DEBATE: Is “global citizenship” the best way forward in the 21st century? Take a stand.
THINKING QUESTIONS associated with debate prompt:
- (Local) What work does SMC’s educational commitment to “global citizenship” do? How does it relate to other “diversity” work at SMC?
- (Global) What does the U.S. withdrawal from the Paris Climate Accord indicate?
- What “real world” problems call for “global citizenship”?
Write a 800-900 word essay to persuade others in the class debate.
- State your position/thesis/conclusion for/against “global citizenship.”
- Define & explain “global citizenship” using one or more of the following:
- UN Declaration of Human Rights
- Earth Charter
- Kant’s “Perpetual Peace”
- Singer’s “Animal Rights”
- Leopold’s “Land Ethic”
- “Sustainable Development”
- A procedural, rather than substantive definition
- Use a course FILM: Focus one global problem throughout your paper in order to argue for your thesis.

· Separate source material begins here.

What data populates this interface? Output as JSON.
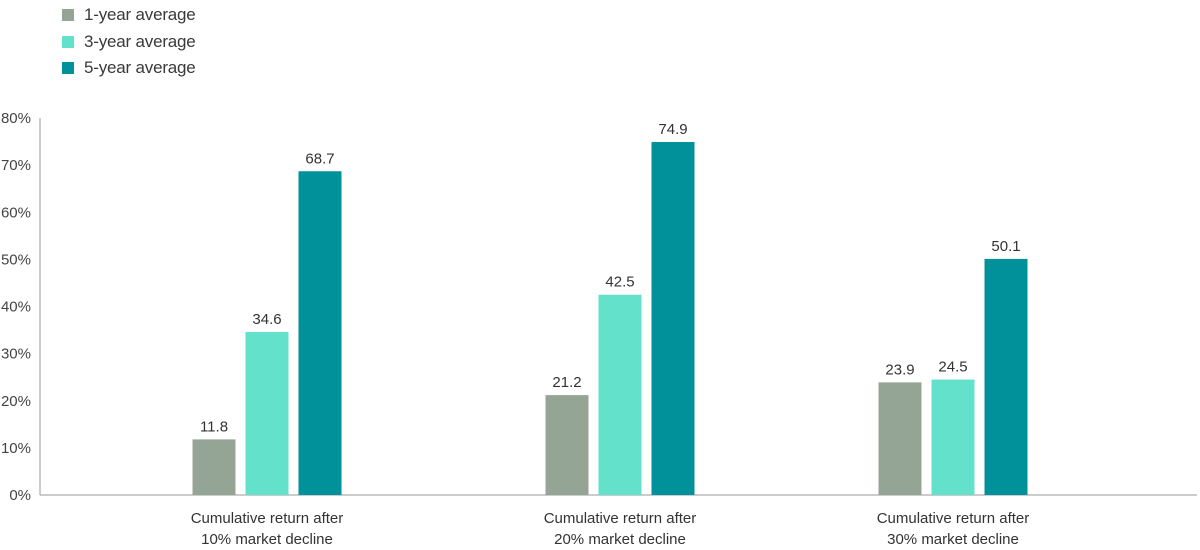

Draw support for your grasp of the problem from films assigned.
- Climate Change or other environmental problems
- Poverty
- War
- Economic Injustice
- [Another Problem?]
- What’s at stake? Explain the consequences for the future based on the values in conflict in your argument.
- Make at least one argument for your position drawing support from at least one of the arguments in the course readings.
- Make at least one argument against your opposition’s best argument. You must select your opposition’s argument from lectures or course readings.
NOTES:
- Be sure you read & understand the intro to this unit, pp. 385 – 387.
- “Global citizenship” can be defined in a number of different ways. Part of the challenge of the essay is for you to make it clear what it means to you, based on the readings for this course, and the way you put it to to work in your essay.
- Making your case on a global problem does not mean you should ignore the local implications. The persuasiveness of your case depends on bring the global home.
- This is not a paper about the efficacy of ethics, i.e. whether ethics can or cannot solve our problems. Rather it is about the ethics/values you believe are essential for solving the problems. Hence, you would be missing the point if you argued that ethics cannot save us.